Les prêts à moyen et long terme représentent 78 % des financements approuvés. Les décaissements ont, pour leur part, atteint 698,5 milliards de FCFA, soit une progression de 82 % par rapport à 2024. Le taux de décaissement annuel s’est ainsi établi à 23,7 %, contre 16 % un an auparavant.
Cette performance intervient dans un contexte régional marqué par une croissance économique de 6,7 %, malgré la persistance des défis sécuritaires et climatiques. L’inflation est restée proche de zéro, traduisant, selon la Banque, la résilience des économies de l’Union.
Sur les marchés financiers, la BOAD a mobilisé 1 522 milliards de FCFA, confirmant la diversification de ses sources de financement et la confiance de ses partenaires. La Banque a également renforcé ses instruments consacrés à l’adaptation et à l’atténuation des effets du changement climatique.
Sur le plan institutionnel, la poursuite de la décentralisation vers les Missions Résidentes et la réforme du dispositif de supervision des projets ont permis d’améliorer l’accompagnement des États membres et du secteur privé. La certification IFACI du dispositif d’audit interne est venue renforcer le cadre de contrôle et de conformité.
La Banque a par ailleurs confirmé sa notation « BBB » avec perspective stable, tandis que la création du Comité d’Éthique et de Bonne Gouvernance (CEBG) doit contribuer au renforcement de la transparence, de la prévention des risques, de la gestion des conflits d’intérêts et de la lutte contre la fraude.

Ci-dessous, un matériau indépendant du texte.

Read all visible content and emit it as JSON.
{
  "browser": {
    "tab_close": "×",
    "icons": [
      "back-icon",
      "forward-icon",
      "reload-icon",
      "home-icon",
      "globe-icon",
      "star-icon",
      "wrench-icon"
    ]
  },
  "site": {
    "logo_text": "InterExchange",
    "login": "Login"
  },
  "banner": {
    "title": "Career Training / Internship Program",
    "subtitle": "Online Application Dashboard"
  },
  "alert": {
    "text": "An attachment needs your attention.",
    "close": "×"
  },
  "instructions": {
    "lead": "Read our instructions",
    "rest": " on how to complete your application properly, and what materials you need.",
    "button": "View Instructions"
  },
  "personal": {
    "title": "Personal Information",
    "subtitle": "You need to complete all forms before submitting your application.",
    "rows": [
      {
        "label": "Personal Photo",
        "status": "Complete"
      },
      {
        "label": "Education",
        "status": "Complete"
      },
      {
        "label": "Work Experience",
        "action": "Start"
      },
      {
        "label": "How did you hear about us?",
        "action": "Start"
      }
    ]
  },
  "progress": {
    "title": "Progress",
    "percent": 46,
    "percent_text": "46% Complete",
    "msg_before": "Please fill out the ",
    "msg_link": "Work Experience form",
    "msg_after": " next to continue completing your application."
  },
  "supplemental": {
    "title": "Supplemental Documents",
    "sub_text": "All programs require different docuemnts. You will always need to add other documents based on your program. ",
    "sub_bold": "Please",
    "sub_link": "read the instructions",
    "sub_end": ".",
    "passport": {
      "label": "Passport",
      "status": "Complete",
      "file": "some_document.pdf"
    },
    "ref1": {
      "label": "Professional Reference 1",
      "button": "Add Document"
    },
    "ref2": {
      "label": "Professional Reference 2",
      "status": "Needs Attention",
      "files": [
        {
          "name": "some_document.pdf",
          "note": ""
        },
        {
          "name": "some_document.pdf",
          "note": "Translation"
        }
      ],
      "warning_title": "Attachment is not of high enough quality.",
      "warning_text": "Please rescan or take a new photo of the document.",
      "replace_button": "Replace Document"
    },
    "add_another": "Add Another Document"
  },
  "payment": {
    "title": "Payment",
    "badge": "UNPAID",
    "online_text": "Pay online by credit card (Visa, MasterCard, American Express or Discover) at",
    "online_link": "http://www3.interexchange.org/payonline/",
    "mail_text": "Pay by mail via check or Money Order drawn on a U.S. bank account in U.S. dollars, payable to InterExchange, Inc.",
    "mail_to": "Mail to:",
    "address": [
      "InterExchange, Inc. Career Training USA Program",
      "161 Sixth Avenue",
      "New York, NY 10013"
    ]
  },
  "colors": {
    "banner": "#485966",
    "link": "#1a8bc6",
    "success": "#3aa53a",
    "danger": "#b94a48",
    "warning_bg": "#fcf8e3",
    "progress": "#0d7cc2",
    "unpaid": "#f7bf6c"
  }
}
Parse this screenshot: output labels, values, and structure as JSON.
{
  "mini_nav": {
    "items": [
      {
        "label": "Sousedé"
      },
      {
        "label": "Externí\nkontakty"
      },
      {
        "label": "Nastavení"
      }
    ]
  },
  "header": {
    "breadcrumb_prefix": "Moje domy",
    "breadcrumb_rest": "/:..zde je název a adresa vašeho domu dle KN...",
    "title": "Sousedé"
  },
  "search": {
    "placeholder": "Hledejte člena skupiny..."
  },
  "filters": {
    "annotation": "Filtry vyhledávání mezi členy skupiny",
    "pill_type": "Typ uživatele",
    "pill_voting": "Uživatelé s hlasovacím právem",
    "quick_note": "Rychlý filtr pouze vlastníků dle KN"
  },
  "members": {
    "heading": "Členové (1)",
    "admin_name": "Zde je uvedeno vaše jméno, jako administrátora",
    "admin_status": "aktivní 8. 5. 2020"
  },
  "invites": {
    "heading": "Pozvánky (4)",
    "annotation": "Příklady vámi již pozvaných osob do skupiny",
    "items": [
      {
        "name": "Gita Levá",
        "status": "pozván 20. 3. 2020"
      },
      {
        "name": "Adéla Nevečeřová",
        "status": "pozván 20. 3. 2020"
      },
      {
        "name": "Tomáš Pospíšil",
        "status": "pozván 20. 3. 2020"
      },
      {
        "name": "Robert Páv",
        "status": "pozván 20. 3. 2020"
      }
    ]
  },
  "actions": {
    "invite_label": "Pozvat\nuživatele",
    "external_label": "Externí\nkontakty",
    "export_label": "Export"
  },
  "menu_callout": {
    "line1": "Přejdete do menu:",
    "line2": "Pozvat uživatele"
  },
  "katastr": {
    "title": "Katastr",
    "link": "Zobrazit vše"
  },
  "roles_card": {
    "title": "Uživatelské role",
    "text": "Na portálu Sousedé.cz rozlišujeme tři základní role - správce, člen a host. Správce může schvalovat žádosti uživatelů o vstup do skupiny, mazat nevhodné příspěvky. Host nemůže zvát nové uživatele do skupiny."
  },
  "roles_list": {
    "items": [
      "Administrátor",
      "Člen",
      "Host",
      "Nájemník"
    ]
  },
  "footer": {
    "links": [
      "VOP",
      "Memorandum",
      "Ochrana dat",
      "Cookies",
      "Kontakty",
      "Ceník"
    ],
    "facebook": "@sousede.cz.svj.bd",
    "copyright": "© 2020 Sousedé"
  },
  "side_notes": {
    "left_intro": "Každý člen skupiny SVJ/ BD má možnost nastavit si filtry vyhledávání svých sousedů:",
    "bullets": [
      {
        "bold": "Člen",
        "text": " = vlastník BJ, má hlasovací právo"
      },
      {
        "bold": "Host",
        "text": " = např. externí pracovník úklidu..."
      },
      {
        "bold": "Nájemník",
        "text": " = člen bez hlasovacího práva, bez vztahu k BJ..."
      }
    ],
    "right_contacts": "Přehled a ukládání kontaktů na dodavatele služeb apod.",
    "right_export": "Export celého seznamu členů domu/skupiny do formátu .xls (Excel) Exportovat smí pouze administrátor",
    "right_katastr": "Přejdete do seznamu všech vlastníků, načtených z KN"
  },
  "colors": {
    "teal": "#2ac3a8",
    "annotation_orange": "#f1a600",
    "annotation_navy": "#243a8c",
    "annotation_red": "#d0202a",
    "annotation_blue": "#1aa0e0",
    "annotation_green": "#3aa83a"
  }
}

Pour le nouveau cycle stratégique « Djoliba… La Suite (2026-2030) », la BOAD entend concentrer ses interventions sur plusieurs priorités, dont l’accès universel à l’électricité, le renforcement du secteur privé et de la diversification productive, l’innovation financière, l’inclusion numérique, la transition climatique et la valorisation du capital humain.